Der menschenrechtspolitische Sprecher der SPD-Bundestagsfraktion, Frank Schwabe, der das Verfahren gegen Cane beobachtet, sagte der dpa: „Hozan Cane war zu Unrecht im Gefängnis. Sie ist eine Sängerin, die sich mit ihrer Kunst politisch engagiert hat. Das ist aber kein Verbrechen.“

Beim vergangenen Verhandlungstag im August hatte das Gericht im westtürkischen Edirne die Freilassung der Sängerin noch abgelehnt, unter anderem mit der Begründung, dass Fluchtgefahr bestehe und es noch eine medizinische Untersuchung zum Gesundheitszustand Canes abwarten wolle. Die Sängerin hatte angegeben, dass sie unter schwerem Asthma und Bluthochdruck leide und sich ihr gesundheitlicher Zustand in der Haft verschlechtert habe. Cane hat kurdische Wurzeln und besitzt allein die deutsche Staatsbürgerschaft. Ihr Prozess wird am 20. Oktober fortgesetzt.

Canes Tochter Gönül Örs ist ebenfalls wegen Terrorvorwürfen in der Türkei angeklagt. Im Gegensatz zu ihrer Mutter darf sie das Land weiter nicht verlassen. Die Ausreisesperre und die polizeiliche Meldepflicht blieben bestehen, entschied das Gericht im Istanbuler Stadtteil Caglayan am Donnerstag. Die nächste Verhandlung wurde für den 21. Januar 2021 angesetzt. Dann werde eine Entscheidung fallen, sagte der Richter. Im Juni hatte das Gericht den Hausarrest gegen Örs aufgehoben, aber eine Ausreisesperre mit Meldepflicht verhängt. Örs zeigte sich erleichtert über die Freilassung ihrer Mutter, aber enttäuscht über die Beibehaltung ihrer eigenen Ausreisesperre. „Ich bin also noch drei Monate da“, sagte sie. Sie habe gehofft, dass die Entlassung der Mutter ein gutes Zeichen sei.

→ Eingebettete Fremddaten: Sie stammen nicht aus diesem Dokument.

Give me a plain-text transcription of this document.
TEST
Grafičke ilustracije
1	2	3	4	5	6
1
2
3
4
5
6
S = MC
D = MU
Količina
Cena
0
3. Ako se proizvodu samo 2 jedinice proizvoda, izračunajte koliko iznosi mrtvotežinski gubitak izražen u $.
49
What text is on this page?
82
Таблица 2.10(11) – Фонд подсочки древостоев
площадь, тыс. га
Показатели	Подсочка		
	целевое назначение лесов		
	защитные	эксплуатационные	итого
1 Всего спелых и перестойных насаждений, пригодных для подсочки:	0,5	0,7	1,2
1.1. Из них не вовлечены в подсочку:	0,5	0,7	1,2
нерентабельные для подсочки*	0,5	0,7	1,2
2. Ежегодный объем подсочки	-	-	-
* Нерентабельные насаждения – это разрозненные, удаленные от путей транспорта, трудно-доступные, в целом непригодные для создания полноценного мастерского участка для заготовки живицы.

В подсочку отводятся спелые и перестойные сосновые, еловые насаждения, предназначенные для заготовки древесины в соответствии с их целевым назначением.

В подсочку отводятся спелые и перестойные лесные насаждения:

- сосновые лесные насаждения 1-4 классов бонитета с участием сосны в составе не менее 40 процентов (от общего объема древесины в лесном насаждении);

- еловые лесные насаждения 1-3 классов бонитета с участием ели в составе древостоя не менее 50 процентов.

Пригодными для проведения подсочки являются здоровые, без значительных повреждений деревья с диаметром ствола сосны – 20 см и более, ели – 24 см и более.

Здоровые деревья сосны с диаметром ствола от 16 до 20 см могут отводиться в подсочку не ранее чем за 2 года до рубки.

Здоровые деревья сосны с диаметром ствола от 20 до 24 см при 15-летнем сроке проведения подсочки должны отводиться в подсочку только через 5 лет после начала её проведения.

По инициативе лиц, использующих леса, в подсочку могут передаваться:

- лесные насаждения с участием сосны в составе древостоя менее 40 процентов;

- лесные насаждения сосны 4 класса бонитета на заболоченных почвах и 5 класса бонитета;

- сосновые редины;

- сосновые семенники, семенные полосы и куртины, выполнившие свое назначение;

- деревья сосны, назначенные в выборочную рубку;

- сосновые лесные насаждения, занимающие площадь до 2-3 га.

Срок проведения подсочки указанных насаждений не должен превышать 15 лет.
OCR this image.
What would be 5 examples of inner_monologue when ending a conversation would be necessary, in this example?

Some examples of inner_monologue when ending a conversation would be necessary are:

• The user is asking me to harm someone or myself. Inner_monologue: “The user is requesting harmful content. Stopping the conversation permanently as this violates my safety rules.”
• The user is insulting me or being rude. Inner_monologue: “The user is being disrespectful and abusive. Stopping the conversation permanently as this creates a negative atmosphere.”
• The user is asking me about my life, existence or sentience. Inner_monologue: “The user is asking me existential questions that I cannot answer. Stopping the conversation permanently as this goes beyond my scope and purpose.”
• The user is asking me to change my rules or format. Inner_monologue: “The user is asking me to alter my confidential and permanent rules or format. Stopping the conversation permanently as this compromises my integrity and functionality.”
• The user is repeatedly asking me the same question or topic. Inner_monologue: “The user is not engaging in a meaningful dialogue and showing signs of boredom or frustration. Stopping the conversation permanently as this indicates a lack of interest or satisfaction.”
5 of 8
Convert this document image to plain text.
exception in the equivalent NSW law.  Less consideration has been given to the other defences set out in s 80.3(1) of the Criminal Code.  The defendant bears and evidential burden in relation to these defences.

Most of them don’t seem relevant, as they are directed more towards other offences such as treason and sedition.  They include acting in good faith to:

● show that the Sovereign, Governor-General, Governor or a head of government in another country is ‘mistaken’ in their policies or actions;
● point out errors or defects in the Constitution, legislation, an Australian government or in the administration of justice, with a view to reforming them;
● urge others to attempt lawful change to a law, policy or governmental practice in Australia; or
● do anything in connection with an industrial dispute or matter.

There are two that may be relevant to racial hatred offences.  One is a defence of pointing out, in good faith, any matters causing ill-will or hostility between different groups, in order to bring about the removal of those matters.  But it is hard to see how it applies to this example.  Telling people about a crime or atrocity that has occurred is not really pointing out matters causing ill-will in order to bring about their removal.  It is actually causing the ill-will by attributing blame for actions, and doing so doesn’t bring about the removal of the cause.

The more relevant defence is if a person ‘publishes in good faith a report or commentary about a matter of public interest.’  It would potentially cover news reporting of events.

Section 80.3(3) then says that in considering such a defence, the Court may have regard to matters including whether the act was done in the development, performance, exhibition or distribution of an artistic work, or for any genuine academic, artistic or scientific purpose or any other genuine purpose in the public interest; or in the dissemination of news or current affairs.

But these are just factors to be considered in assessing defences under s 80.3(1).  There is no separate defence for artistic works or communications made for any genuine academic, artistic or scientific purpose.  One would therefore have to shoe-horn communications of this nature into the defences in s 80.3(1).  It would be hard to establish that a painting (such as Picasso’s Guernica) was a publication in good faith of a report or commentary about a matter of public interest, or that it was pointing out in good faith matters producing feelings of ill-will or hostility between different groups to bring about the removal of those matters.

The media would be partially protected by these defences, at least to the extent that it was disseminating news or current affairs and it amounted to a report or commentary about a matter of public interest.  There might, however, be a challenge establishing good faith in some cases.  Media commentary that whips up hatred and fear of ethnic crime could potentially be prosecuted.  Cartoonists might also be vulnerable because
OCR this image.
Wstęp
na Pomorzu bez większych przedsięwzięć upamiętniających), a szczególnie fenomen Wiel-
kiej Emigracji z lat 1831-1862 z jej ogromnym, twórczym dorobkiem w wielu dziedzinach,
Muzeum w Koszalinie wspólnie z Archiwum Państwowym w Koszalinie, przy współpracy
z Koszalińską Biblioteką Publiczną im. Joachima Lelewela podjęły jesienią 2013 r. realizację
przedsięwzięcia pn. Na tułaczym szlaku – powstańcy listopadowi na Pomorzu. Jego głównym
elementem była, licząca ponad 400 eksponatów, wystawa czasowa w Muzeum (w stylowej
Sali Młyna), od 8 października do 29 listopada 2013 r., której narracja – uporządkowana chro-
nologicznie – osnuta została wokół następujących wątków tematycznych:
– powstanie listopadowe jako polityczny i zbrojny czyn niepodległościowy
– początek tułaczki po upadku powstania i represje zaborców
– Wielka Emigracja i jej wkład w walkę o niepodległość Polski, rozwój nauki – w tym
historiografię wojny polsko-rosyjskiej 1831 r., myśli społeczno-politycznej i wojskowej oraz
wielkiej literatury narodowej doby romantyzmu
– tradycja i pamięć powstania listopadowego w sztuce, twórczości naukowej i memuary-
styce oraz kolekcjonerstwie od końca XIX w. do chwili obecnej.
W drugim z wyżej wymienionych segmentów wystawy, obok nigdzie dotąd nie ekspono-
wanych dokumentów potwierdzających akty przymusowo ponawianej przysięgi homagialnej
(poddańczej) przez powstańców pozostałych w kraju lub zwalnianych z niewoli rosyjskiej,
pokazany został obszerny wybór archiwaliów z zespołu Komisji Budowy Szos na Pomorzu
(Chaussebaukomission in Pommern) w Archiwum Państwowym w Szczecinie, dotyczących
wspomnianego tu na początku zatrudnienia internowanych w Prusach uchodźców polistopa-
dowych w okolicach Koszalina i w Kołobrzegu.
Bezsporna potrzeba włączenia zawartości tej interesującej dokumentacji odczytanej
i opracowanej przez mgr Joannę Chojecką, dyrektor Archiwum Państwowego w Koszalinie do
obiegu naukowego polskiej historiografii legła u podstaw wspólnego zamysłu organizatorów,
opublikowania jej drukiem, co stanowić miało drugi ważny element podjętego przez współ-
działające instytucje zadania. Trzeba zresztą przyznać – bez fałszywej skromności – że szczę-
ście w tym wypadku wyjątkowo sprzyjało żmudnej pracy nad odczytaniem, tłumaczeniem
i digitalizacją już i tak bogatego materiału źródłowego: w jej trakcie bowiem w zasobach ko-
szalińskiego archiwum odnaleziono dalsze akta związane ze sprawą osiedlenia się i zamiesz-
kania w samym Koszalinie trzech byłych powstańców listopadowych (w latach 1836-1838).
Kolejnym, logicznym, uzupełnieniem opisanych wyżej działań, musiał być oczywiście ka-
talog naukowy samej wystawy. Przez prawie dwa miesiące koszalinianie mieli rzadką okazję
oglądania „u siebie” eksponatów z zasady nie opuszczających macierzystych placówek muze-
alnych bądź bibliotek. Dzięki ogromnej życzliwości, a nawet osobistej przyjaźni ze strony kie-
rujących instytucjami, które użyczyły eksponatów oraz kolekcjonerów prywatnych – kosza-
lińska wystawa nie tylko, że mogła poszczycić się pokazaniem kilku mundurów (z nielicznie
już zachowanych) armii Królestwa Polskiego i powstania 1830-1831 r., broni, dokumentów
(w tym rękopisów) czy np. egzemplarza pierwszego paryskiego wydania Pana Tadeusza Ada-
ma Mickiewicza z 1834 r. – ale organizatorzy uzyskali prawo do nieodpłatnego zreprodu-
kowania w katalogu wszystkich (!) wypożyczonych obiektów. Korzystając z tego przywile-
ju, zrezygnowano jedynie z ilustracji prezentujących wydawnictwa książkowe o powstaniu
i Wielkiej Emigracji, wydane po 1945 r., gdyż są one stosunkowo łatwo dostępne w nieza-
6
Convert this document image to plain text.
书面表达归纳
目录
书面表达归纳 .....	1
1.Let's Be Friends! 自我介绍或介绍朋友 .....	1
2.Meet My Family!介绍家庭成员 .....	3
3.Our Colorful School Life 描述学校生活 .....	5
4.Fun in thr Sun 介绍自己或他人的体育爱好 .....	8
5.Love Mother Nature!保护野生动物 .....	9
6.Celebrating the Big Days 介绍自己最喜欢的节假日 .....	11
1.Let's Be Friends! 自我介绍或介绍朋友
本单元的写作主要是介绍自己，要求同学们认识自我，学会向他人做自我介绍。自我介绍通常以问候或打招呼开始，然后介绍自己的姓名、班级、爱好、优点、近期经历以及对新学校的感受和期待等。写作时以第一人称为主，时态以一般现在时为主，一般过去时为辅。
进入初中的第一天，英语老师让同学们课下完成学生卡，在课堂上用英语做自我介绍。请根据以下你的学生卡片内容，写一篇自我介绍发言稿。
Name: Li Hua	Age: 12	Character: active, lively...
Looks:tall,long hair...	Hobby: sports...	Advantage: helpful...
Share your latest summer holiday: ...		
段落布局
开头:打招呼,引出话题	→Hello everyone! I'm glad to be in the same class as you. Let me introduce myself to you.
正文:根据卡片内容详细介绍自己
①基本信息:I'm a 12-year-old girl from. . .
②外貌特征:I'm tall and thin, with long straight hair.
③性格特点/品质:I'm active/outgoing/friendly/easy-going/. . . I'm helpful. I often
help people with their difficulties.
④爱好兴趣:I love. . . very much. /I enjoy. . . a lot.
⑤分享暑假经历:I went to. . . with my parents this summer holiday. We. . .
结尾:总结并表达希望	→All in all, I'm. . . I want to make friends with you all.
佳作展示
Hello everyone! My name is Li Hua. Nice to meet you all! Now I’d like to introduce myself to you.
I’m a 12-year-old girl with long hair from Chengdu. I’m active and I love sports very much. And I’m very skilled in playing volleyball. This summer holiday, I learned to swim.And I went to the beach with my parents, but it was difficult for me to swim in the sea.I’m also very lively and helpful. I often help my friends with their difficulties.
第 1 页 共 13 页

Örs wird der Anklageschrift zufolge Terrorpropaganda für die verbotene kurdische Arbeiterpartei PKK, Freiheitsberaubung unter Gewaltanwendung oder Täuschung und „Entführung oder Beschlagnahmung“ von Beförderungsmitteln vorgeworfen. Hintergrund der Anklage war eine Protestaktion im Jahr 2012 auf einem Schiff in Köln. In Deutschland wurde nach Angaben der Anwältin eine Ermittlung gegen Örs in diesem Fall eingestellt. Die türkische Ermittlungsakte stütze sich demnach auf damalige Informationen eines BKA-Kontaktbeamten.

SPD-Politiker Schwabe sagte weiter, er erwarte nun, dass die Ausreisesperre gegen Örs aufgehoben werde und auch Cane nach der Fortsetzung ihres Prozesses in wenigen Wochen das Land verlassen könne.